During collective bargaining negotiations before last season, players conceded on some points in order to get more money for their younger counterparts and to raise the thresholds for the so-called luxury tax, in which teams that exceed certain amounts are penalized.

As a result, teams spent $4.2 billion this winter on free agent deals and contract extensions, according to Spotrac. Chief among them are big-market teams like the Yankees ($574 million), Mets ($498 million) and Padres ($838 million).

“It begs the question of why they made this decision and why others don’t,” Clark said of the Padres compared to other small-market teams. “It’s very clear from the San Diego owner’s public comments that they want to compete, that they’re capable of competing, that they’re excited about the team that they’ve built there at San Diego. This should be celebrated and not questioned.

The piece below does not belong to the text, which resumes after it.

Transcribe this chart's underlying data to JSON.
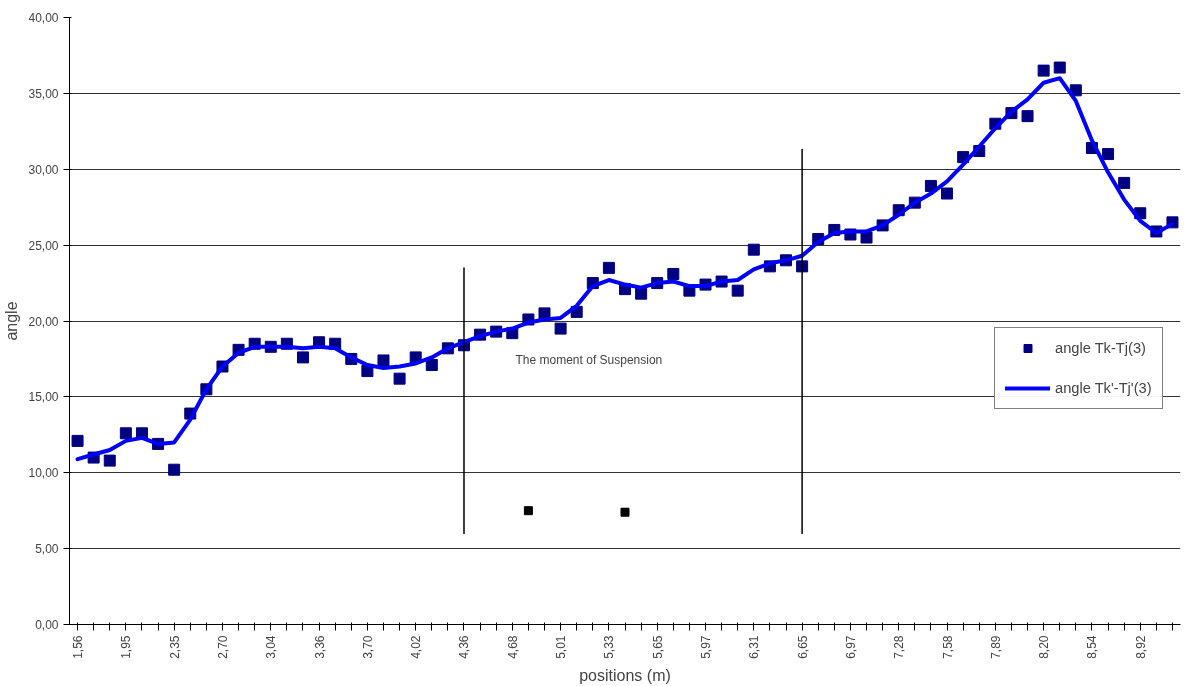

Clark said teams have the flexibility to spend whatever they want and sometimes go through cycles of winning and spending. But he added that it was “in everyone’s interest to invest in the product” because when it is better, it attracts more fans and therefore more local revenue.

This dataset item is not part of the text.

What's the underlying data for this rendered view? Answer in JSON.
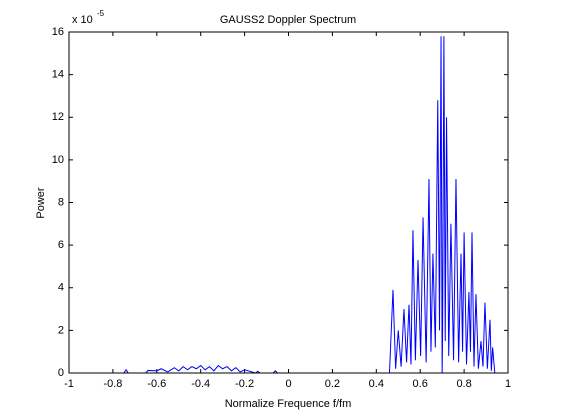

Based on the history of labor in the sport, Clark said he believes MLB’s new economic committee — which resembled the blue ribbon panels of the 1990s and 2000s — was part of a renewed desire for a salary cap, which he also noted was not a new idea.

“What’s interesting are the comments that come a year after the new deal,” he said. “What’s interesting is the headline-grabbing comments in the context of a remarkably exciting offseason where teams competing and engaging in the free agent market have created a level of excitement that I think positive.”

In past union negotiations, Clark said, the union proposed changes to the revenue-sharing system that it said would have incentivized teams to spend and compete, but MLB opposed any changes. He also said players were open to a salary floor, which would require teams to spend a minimum amount, but the league proposed one that would come with a corresponding luxury tax system which was much more rigid that now, what the union opposes.

Although the luxury tax system has been treated as a soft cap by some teams, several teams have ignored these limits at times. The Los Angeles Dodgers and the Yankees – who have often exceeded them – were among the six teams to exceed the tax threshold of $ 230 million in 2022. The list also included the Philadelphia Phillies, Red Sox, Padres and Mets.

They have all won titles in the last five years or fought to win them, and remain among the World Series favorites – minus the Red Sox – in 2023. The 2022 World Series champion, the Houston Astros, had the eighth-largest payroll in MLB. It doesn’t always correlate with titles, but it has certainly helped teams improve their playoff chances.

Clark cautioned against making any definitive statements on the current labor agreement just a year after it took effect. He said it takes time for all its provisions to come into effect and then be studied.